Final answer:
The angular velocity of the merry-go-round after the boy jumps on is found using conservation of angular momentum, resulting in an angular velocity of 0.8 rad/s.
Step-by-step explanation:
To find the angular velocity of the merry-go-round after the boy jumps on, conservation of angular momentum must be applied. The boy running tangent to the rim can be treated as a point mass, so the angular momentum he contributes when jumping on is his linear momentum times the radius of the merry-go-round. Before the boy jumps on, the angular momentum of the system is zero because the merry-go-round is at rest.
Thus, the total angular momentum before and after the event will remain the same. The linear momentum of the boy is the product of his mass and velocity (50 kg × 4.0 m/s = 200 kg·m/s), which, multiplied by the radius (2.0 m), gives us the angular momentum he contributes. To calculate the angular velocity, we divide this angular momentum by the total moment of inertia of the system, which is the sum of the merry-go-round and the boy's moment of inertia about the axis of rotation (which since he is treated as a point mass, is just his mass times the radius squared).

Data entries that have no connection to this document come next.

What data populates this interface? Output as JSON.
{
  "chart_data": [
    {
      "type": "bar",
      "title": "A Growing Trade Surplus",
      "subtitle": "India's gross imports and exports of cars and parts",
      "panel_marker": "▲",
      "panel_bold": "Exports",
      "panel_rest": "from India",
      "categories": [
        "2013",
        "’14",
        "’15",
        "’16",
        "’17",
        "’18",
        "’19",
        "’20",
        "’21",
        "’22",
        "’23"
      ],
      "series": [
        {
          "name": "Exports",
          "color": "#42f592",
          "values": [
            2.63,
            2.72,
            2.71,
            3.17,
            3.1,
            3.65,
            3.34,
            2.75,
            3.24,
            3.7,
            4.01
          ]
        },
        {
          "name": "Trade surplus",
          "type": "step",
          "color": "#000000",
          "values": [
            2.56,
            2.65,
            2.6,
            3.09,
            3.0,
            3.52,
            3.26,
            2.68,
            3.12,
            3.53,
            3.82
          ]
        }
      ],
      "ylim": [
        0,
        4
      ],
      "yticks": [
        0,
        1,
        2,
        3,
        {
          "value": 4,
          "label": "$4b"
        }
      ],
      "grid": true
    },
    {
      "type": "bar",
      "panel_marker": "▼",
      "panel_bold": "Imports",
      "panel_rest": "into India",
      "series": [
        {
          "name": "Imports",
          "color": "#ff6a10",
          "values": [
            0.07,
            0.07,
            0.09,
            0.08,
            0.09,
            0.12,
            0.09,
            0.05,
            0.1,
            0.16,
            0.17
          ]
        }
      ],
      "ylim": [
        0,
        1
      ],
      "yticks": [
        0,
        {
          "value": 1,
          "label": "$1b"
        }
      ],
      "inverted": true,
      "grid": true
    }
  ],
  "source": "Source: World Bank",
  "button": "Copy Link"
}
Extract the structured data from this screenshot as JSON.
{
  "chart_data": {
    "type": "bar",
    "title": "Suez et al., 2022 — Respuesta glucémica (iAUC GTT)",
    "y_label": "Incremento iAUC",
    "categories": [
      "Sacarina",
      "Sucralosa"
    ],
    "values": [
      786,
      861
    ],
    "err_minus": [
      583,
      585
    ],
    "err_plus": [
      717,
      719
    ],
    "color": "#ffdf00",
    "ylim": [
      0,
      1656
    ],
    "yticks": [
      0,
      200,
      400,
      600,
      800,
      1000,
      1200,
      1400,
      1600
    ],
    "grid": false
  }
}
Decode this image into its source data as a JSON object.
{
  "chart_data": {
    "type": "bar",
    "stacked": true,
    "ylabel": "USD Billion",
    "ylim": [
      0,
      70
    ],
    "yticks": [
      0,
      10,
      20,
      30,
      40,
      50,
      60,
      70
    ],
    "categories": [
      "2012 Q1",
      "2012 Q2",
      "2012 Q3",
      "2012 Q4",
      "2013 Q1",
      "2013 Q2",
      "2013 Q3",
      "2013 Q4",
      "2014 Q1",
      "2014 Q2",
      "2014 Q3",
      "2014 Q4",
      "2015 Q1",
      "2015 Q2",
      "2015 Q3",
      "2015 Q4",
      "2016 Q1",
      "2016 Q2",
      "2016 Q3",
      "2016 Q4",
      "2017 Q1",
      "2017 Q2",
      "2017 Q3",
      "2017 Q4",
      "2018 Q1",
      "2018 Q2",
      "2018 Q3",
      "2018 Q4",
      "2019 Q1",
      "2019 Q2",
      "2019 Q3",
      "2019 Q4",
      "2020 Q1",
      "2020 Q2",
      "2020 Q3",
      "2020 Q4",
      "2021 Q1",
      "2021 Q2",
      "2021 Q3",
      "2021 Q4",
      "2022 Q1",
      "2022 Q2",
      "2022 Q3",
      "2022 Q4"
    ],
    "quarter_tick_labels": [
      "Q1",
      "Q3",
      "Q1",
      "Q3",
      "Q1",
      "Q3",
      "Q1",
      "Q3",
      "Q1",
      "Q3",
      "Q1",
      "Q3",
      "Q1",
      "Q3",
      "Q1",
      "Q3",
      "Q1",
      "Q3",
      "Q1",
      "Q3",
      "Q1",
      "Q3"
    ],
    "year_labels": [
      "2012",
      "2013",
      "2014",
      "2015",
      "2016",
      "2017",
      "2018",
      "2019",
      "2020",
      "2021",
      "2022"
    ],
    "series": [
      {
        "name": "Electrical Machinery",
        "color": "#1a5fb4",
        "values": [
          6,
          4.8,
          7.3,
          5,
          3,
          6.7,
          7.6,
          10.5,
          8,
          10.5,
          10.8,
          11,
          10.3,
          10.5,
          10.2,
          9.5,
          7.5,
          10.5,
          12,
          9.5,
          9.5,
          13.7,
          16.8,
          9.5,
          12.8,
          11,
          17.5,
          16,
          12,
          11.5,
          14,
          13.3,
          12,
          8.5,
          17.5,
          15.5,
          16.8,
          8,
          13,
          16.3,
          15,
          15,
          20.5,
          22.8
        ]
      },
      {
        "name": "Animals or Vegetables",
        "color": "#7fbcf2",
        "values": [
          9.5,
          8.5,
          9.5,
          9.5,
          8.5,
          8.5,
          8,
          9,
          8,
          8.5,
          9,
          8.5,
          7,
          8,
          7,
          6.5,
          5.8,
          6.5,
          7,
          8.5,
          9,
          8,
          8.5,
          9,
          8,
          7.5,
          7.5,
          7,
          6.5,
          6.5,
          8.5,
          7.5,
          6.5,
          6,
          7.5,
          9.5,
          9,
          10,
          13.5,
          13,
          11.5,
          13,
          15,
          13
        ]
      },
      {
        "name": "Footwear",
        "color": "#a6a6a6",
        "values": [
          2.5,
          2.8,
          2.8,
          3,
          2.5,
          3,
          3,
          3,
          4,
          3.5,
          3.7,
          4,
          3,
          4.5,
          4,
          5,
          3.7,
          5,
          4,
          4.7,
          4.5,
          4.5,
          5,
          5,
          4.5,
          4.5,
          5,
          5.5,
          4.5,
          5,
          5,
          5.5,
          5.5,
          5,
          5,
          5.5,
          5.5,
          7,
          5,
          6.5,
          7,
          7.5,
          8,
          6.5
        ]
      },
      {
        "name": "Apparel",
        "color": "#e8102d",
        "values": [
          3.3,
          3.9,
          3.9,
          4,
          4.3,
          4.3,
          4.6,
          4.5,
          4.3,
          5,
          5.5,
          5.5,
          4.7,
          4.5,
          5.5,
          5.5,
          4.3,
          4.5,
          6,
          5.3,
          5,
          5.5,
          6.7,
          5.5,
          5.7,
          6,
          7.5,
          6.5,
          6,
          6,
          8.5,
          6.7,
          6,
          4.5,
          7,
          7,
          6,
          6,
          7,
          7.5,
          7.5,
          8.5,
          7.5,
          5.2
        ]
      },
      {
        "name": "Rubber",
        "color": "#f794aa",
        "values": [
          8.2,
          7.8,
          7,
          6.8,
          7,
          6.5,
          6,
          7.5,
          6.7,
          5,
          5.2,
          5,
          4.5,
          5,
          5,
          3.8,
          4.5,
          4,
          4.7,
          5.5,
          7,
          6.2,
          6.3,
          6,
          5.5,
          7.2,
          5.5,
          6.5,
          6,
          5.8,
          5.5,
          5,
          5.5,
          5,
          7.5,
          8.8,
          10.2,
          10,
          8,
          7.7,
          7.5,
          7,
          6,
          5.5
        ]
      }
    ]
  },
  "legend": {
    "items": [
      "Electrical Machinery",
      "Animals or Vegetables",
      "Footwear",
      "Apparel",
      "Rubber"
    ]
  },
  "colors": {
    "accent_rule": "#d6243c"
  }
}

The boy's moment of inertia will be 50 kg × (2.0 m)2 = 200 kg·m2. Adding this to the merry-go-round's moment of inertia (300 kg·m2 + 200 kg·m2 = 500 kg·m2), we use the formula:
L = Iω
Where L is the angular momentum, I is the total moment of inertia, and ω is the angular velocity. Solving for ω gives us:
ω = L / I = (200 kg·m/s × 2.0 m) / 500 kg·m2 = 0.8 rad/s
Therefore, the angular velocity after the boy jumps on the merry-go-round is 0.8 rad/s.